Frequently asked questions about convertible bonds

Are convertible bonds debt or equity?

Convertible bonds start as debt — the issuing company borrows money and pays interest, just like with a regular bond. If the investor chooses to convert, they become equity by exchanging the bond for shares of stock.

Do convertible bonds pay interest?

Yes. Until conversion, convertible bonds pay coupon interest like traditional bonds. However, the coupon rate is usually lower than standard bonds because the conversion feature adds value for investors.

Who buys convertible bonds?

Both institutional investors (such as portfolio managers, hedge funds, and insurance companies) and retail investors can buy convertible bonds. Retail investors typically access them through brokerage offerings, mutual funds, or ETFs specializing in convertibles.

Who benefits from convertible bonds?

Investors benefit from a mix of fixed income, downside protection, and the chance to participate in stock appreciation.
Companies benefit by raising capital at a lower interest cost and delaying dilution compared to issuing stock outright.

What is the main reason for issuing a convertible bond?

Companies issue convertibles to raise money more cheaply than with regular bonds. The lower coupon reduces borrowing costs, while the equity conversion feature allows them to defer dilution until investors choose to convert.

What are the downsides of convertible bonds?
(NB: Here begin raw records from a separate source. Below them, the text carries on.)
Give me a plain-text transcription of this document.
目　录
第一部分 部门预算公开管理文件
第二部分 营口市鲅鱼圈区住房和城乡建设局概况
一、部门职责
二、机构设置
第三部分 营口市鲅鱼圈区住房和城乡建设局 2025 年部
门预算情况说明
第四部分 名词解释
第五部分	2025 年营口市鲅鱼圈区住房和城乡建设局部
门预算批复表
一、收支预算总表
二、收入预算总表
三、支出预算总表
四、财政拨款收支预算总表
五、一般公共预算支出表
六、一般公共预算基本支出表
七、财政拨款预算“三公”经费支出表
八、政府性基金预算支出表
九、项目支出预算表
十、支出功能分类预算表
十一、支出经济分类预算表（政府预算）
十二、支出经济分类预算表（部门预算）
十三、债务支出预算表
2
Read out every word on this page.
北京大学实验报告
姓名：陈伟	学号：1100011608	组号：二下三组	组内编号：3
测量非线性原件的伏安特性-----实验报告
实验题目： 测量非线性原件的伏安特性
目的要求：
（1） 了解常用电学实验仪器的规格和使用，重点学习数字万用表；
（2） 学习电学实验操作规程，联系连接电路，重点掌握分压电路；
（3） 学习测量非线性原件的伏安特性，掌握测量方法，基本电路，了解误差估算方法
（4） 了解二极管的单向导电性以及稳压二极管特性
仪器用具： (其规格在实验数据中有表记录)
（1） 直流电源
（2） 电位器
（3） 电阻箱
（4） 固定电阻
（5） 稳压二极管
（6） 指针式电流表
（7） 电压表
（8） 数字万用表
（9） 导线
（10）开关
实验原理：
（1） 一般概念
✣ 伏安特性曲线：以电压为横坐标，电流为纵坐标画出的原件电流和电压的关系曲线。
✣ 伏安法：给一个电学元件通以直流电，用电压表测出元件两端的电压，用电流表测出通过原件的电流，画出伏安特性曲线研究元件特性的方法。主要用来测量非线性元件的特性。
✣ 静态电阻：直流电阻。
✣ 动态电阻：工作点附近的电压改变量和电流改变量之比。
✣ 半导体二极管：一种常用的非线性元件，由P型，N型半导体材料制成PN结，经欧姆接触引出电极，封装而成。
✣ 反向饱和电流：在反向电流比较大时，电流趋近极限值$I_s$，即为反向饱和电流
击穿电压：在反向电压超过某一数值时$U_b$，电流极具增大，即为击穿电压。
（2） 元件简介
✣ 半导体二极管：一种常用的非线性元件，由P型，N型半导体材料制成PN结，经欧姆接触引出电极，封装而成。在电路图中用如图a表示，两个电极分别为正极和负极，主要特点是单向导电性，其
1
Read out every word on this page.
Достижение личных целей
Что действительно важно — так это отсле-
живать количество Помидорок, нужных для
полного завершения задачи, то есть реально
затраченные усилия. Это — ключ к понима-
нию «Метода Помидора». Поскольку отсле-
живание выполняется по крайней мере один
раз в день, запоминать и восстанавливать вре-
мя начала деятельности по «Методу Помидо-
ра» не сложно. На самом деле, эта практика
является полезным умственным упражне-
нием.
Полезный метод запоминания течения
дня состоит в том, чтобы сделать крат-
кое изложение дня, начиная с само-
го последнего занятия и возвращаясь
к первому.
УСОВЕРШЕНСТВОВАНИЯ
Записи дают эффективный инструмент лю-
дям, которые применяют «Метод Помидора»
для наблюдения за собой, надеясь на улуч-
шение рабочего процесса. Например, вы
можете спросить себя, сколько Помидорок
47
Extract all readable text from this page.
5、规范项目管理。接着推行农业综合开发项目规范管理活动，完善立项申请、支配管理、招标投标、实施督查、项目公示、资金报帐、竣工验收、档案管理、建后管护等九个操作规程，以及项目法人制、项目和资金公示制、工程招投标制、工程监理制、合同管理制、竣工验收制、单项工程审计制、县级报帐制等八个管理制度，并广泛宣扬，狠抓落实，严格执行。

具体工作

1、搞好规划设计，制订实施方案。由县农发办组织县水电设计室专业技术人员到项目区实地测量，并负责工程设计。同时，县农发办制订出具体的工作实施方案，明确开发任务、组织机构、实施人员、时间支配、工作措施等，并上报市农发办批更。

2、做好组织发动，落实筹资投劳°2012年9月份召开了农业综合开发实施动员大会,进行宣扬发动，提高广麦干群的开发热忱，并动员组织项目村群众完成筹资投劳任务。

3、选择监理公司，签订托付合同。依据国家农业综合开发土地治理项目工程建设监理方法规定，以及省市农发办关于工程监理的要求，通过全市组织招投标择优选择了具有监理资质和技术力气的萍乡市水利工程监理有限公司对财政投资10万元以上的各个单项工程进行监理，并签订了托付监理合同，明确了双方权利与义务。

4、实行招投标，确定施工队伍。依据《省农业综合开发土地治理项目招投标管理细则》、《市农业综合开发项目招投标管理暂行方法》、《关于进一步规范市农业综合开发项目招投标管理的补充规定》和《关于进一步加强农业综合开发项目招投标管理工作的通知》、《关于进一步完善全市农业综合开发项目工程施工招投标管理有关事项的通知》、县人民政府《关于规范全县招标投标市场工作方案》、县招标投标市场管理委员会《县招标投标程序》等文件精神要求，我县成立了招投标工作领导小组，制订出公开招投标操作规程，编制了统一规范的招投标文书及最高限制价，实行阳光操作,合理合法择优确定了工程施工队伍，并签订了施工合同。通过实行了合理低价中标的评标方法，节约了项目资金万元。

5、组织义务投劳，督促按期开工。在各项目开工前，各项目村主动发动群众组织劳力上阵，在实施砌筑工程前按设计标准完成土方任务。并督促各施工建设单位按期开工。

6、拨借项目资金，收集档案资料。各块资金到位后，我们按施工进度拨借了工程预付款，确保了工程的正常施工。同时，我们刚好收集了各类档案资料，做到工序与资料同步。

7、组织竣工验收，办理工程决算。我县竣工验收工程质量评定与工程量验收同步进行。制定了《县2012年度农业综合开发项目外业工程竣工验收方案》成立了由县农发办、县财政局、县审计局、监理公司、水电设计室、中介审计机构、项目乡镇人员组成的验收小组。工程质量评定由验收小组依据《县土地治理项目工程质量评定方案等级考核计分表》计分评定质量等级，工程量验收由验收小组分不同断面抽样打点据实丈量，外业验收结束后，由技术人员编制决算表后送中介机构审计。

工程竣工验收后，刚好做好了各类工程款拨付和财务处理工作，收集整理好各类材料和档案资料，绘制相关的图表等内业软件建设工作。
For investors: lower coupon rates than standard bonds, conversion risk if stock prices don’t rise, and potential liquidity concerns.
For companies: dilution risk when conversions happen, and potential downward pressure on share price.

Are convertible bonds risk free?

No. While they are less risky than stocks because of their bond floor, convertible bonds still carry risks such as company default, lower interest income, and the possibility that conversion never becomes profitable.

What happens to bonds if a company fails?

If the issuing company goes bankrupt, convertible bondholders are treated like other bondholders — they rank higher than shareholders in repayment priority but below secured creditors. Recovery depends on the company’s remaining assets.

Are convertible bonds a good investment now?

It depends on market conditions and the individual bond terms. In general, convertible bonds are most attractive when:

  • Interest rates are low (making their lower coupons less of a drawback)
  • The issuing company’s stock has strong growth potential

Investors should weigh their own risk tolerance and market outlook before investing.

Ready to convert? 

Convertible bonds are good investment options for both institutional investors and retail investors, who can buy them via ETFs or mutual funds. But before investing, one should do adequate research.  Consider risk tolerance, investment goals, and the specific terms of each convertible bond.  With a well-informed approach, convertible bonds can help convert one's investment strategy into a winning formula.